Juin 2002
Bonjour,
Pourotou ! (c'est comme ça qu'on se salue dans le langue des îles Gambier, le mangarévien) Les Gambier, avouons-le avant toutes choses, ont deux défauts mineurs : d'abord, l'hiver de l'hémisphère sud amène sur l'archipel, à peu près une fois par semaine, un front froid qui rafraîchit l'atmosphère et fait tourner le vent d'est vers le nord et l'ouest ; puis le vent revient au sud-est et l'alizé reprend ses droits. Heureusement, l'archipel a tout un choix de mouillages protégés des différentes directions. L'autre inconvénient, c'est que les poissons du lagon des Gambier sont presque tous porteurs d'une toxine qui cause la Ciguatera, une maladie connue depuis des siècles dans les mers coralliennes du monde entier, et due à une algue microscopique qui porte, honneur douteux, le nom de Gambierdiscus, car elle a été découverte ici par le scientifique Raymond Bagnis. La cuisson ne fait pas disparaitre cette toxine, qui provoque la "gratte", de violentes réactions allergiques, d'autant plus fortes qu'on a mangé plus de poisson toxique...

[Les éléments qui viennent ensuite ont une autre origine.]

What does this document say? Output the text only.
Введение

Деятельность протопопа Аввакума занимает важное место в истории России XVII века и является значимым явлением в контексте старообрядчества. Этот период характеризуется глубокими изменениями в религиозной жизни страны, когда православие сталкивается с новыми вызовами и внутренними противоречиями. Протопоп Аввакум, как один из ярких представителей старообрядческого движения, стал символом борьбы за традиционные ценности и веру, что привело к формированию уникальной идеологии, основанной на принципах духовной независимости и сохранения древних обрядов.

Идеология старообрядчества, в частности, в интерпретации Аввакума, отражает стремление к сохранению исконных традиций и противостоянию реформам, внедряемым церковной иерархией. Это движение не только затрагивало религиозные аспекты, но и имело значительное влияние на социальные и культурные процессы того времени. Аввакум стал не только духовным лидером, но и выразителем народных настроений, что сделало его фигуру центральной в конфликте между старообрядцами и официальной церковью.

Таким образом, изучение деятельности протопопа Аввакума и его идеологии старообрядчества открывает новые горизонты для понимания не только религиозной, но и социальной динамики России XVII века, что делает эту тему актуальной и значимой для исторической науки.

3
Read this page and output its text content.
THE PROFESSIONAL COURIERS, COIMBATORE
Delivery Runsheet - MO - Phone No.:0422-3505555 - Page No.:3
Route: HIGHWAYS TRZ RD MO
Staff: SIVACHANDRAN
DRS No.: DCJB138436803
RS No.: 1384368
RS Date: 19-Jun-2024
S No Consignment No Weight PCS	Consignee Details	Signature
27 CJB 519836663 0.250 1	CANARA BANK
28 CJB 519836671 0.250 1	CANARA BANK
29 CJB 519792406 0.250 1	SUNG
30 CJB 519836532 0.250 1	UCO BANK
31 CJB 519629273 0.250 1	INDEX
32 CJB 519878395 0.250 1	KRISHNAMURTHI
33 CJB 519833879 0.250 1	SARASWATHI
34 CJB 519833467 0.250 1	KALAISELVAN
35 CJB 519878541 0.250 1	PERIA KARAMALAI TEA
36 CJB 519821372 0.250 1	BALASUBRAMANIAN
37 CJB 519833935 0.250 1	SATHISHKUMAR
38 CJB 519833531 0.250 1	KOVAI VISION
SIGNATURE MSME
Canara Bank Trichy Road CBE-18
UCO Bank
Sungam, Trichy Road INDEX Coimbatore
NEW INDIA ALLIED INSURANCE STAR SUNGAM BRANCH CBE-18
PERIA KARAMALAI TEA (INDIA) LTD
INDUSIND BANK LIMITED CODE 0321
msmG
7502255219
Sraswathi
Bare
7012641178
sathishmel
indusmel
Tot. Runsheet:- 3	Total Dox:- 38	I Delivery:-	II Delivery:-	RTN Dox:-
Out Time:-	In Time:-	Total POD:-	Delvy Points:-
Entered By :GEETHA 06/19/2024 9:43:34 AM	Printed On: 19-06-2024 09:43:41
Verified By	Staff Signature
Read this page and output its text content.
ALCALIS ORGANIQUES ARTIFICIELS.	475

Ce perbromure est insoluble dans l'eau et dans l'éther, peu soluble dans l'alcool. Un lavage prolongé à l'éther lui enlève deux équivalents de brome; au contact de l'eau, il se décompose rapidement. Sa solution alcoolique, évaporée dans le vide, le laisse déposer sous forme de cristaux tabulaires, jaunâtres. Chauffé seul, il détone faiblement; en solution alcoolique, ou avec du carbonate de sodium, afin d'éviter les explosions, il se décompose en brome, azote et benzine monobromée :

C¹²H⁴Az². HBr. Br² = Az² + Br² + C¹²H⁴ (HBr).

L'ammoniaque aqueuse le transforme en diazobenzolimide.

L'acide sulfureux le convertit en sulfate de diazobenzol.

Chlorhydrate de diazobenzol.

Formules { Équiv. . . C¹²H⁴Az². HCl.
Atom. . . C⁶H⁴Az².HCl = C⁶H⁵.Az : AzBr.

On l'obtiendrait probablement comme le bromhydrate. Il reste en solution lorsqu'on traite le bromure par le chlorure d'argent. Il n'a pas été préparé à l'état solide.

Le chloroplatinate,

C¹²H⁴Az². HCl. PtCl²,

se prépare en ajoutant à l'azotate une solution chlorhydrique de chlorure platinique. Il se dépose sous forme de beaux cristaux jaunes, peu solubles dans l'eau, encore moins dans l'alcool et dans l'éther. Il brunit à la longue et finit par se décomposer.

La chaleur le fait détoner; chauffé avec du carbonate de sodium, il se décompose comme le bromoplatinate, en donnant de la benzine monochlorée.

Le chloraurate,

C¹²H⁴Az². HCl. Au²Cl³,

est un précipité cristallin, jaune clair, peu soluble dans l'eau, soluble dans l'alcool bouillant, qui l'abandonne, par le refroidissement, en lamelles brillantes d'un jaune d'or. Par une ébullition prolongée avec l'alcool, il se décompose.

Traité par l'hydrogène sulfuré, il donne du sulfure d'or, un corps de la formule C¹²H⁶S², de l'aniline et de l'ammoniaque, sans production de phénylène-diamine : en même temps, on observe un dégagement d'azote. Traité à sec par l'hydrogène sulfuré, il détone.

Et pourtant, je n'ai jamais mangé autant de poisson qu'ici, car heureusement, les petites bonites (délicieuses en poisson cru) nommées Otava, dont c'est en ce moment la saison, et les petites carangues qui pullulent au long des récifs, ne sont pas touchées par la ciguatera ; Pour ses douze ans, mon filsTeiki, grand pêcheur depuis son plus jeune âge, et venu passer quelques jours de ses vacances scolaires à bord, a pêché 12 bonites ; et hier matin, en traînant une minuscule pieuvre en plastique bleue derrière mon dinghy, j'ai ramené deux jolies carangues...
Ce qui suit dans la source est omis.